We have all seen it. You are buying a site and it comes with contaminated land and geotechnical reports. The reports give the site a clean bill of health, give you the design info required to get through planning.
But…do you check whether you obtain reliance on the information within reports when you purchase site?
The reports are made out to a beneficiary other than you….so what?
Councils and contaminated land/Geotech professionals are getting hotter on this topic so please see below the watch point.
What you don’t want to happen is the following:
You buy the site with the reports. They have all the necessary info for planning and you submit an application to discharge. On review the following comment is received “these reports are for ….. Homes, but the application is under ……. Homes. Please can you forward proof you can rely on the contents of these reports?
Uh oh. You don’t have anything…..
The application is rejected because you cannot legally rely on the information in the reports, and therefore the regulator cannot rely on it.
The above may sound rare, but it has happened and will happen more in the future.
There have been cases where client reports have remained unpaid, do not legally own or have reliance issues being submitted and consultants writing to officers to highlight the problem, and the documents being withdrawn from planning.
The reports we produce are for the beneficiary of the named person on the front cover and no-one else unless we produce a letter of reliance saying so.
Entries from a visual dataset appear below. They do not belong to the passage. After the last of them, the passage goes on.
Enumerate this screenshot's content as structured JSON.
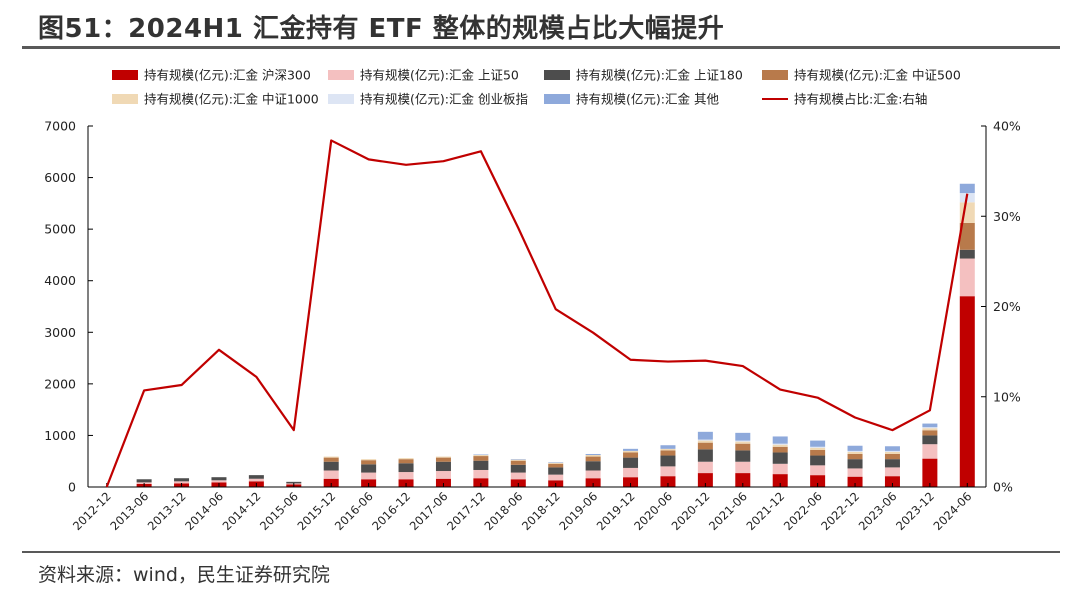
{
  "title": "图51：2024H1 汇金持有 ETF 整体的规模占比大幅提升",
  "source": "资料来源：wind，民生证券研究院",
  "chart_data": {
    "type": "bar",
    "stacked": true,
    "categories": [
      "2012-12",
      "2013-06",
      "2013-12",
      "2014-06",
      "2014-12",
      "2015-06",
      "2015-12",
      "2016-06",
      "2016-12",
      "2017-06",
      "2017-12",
      "2018-06",
      "2018-12",
      "2019-06",
      "2019-12",
      "2020-06",
      "2020-12",
      "2021-06",
      "2021-12",
      "2022-06",
      "2022-12",
      "2023-06",
      "2023-12",
      "2024-06"
    ],
    "series": [
      {
        "name": "持有规模(亿元):汇金 沪深300",
        "color": "#c00000",
        "values": [
          0,
          60,
          70,
          90,
          110,
          50,
          160,
          150,
          150,
          160,
          170,
          150,
          130,
          170,
          190,
          210,
          270,
          270,
          250,
          230,
          200,
          210,
          550,
          3700
        ]
      },
      {
        "name": "持有规模(亿元):汇金 上证50",
        "color": "#f4c0c0",
        "values": [
          0,
          30,
          40,
          40,
          50,
          20,
          160,
          130,
          140,
          150,
          160,
          130,
          110,
          150,
          180,
          190,
          220,
          220,
          200,
          190,
          160,
          170,
          280,
          730
        ]
      },
      {
        "name": "持有规模(亿元):汇金 上证180",
        "color": "#4d4d4d",
        "values": [
          0,
          60,
          60,
          60,
          70,
          30,
          170,
          160,
          170,
          180,
          180,
          150,
          140,
          180,
          200,
          210,
          240,
          220,
          220,
          190,
          180,
          160,
          170,
          170
        ]
      },
      {
        "name": "持有规模(亿元):汇金 中证500",
        "color": "#b87a4b",
        "values": [
          0,
          0,
          0,
          0,
          0,
          0,
          80,
          80,
          80,
          80,
          90,
          80,
          70,
          90,
          100,
          100,
          130,
          130,
          110,
          110,
          100,
          100,
          100,
          520
        ]
      },
      {
        "name": "持有规模(亿元):汇金 中证1000",
        "color": "#f0d9b5",
        "values": [
          0,
          0,
          0,
          0,
          0,
          0,
          20,
          20,
          20,
          20,
          20,
          20,
          20,
          30,
          30,
          30,
          40,
          40,
          40,
          40,
          40,
          40,
          40,
          400
        ]
      },
      {
        "name": "持有规模(亿元):汇金 创业板指",
        "color": "#dde5f4",
        "values": [
          0,
          0,
          0,
          0,
          0,
          0,
          0,
          0,
          0,
          0,
          0,
          0,
          0,
          0,
          0,
          0,
          20,
          20,
          20,
          20,
          20,
          20,
          20,
          180
        ]
      },
      {
        "name": "持有规模(亿元):汇金 其他",
        "color": "#8ea9db",
        "values": [
          0,
          0,
          0,
          0,
          0,
          0,
          0,
          0,
          0,
          0,
          10,
          10,
          10,
          20,
          40,
          70,
          150,
          150,
          140,
          120,
          100,
          90,
          70,
          180
        ]
      }
    ],
    "line_series": {
      "name": "持有规模占比:汇金:右轴",
      "color": "#c00000",
      "axis": "right",
      "values": [
        0,
        10.7,
        11.3,
        15.2,
        12.2,
        6.3,
        38.4,
        36.3,
        35.7,
        36.1,
        37.2,
        28.7,
        19.7,
        17.1,
        14.1,
        13.9,
        14.0,
        13.4,
        10.8,
        9.9,
        7.7,
        6.3,
        8.5,
        32.5
      ]
    },
    "ylim": [
      0,
      7000
    ],
    "yticks": [
      0,
      1000,
      2000,
      3000,
      4000,
      5000,
      6000,
      7000
    ],
    "y2lim": [
      0,
      40
    ],
    "y2ticks": [
      "0%",
      "10%",
      "20%",
      "30%",
      "40%"
    ],
    "xlabel": "",
    "ylabel": "",
    "legend_position": "top",
    "grid": false
  }
}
These are very simple to produce, you just need to contact the people who produced the report originally.
This will have a cost. The AGS in a Loss Prevention Alert highlighted that this might be up to the value of the total cost of the report to produce, but surely knowing you can legally rely on the in-ground recommendations is better than not. And most consultants do charge significantly less.
As an alternative, you may want to consider just doing the reports yourself with companies you trust to do it correctly. After all, the report may not be right in the first place.